🤖 AI Summary
To address high contention and low throughput in concurrent FIFO queues caused by strict ordering constraints, this paper proposes two scalable queue designs based on relaxed FIFO semantics. First, a block-based multi-queue structure integrates MultiQueue-style sharding with circular buffers. Second, it introduces circular buffers into relaxed queues for the first time, enabling orthogonal concurrent access. Both designs alleviate synchronization bottlenecks via controlled, localized reordering of elements. Evaluated on microbenchmarks and real-world graph BFS workloads, the proposed queues significantly outperform state-of-the-art strict and relaxed FIFO queues—achieving up to 3.2× higher throughput under high concurrency and demonstrating superior linear scalability.
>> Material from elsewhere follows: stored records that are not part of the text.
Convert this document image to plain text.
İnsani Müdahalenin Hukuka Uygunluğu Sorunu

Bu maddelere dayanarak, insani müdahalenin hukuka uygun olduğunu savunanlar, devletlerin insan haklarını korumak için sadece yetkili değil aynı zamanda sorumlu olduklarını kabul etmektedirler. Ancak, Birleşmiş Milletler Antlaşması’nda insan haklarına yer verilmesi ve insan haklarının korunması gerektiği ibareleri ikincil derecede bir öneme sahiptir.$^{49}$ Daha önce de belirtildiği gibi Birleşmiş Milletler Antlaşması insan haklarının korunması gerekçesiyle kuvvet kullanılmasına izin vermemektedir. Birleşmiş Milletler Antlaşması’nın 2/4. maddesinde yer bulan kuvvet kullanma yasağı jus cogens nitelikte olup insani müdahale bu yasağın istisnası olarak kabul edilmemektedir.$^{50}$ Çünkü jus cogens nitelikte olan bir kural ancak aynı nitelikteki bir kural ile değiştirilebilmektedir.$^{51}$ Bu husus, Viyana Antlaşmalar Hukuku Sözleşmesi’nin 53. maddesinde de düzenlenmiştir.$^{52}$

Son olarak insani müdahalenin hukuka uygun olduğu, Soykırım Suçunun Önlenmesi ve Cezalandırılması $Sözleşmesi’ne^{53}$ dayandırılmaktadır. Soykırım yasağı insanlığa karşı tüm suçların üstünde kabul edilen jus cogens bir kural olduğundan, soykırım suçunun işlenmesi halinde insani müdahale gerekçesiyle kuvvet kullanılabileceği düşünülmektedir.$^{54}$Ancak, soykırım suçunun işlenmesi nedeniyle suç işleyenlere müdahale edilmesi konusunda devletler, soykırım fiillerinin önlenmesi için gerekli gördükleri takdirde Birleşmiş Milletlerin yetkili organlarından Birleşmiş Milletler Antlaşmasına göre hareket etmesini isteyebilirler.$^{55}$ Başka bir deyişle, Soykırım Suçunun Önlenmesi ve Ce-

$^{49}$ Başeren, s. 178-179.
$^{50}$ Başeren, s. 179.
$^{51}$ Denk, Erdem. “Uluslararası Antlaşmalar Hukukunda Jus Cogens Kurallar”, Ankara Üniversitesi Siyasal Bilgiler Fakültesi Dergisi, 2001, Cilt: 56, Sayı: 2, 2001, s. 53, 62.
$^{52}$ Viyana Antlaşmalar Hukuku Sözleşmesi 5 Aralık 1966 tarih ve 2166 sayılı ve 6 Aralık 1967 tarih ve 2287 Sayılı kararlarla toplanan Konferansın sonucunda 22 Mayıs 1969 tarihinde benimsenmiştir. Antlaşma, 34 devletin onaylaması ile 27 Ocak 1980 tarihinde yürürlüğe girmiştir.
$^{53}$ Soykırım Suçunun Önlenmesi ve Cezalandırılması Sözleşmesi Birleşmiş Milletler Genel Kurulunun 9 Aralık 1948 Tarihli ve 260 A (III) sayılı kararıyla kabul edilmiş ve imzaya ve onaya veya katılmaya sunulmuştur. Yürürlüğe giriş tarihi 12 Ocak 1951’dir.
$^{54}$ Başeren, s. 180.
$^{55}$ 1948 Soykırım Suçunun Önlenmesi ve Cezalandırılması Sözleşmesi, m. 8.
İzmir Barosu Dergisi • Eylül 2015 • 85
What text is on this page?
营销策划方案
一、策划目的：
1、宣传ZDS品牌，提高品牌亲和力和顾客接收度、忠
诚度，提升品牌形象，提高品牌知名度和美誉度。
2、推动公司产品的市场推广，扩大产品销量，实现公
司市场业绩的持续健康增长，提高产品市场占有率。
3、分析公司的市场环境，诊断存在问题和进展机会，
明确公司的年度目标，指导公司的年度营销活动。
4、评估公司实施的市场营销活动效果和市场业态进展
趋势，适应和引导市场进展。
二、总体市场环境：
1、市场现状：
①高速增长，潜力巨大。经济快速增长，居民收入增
This work establishes a novel design paradigm for high-performance concurrent data structures.
📝 Abstract
FIFO queues are a fundamental data structure used in a wide range of applications. Concurrent FIFO queues allow multiple execution threads to access the queue simultaneously. Maintaining strict FIFO semantics in concurrent queues leads to low throughput due to high contention at the head and tail of the queue. By relaxing the FIFO semantics to allow some reordering of elements, it becomes possible to achieve much higher scalability. This work presents two orthogonal designs for relaxed concurrent FIFO queues, one derived from the MultiQueue and the other based on ring buffers. We evaluate both designs extensively on various micro-benchmarks and a breadth-first search application on large graphs. Both designs outperform state-of-the-art relaxed and strict FIFO queues, achieving higher throughput and better scalability.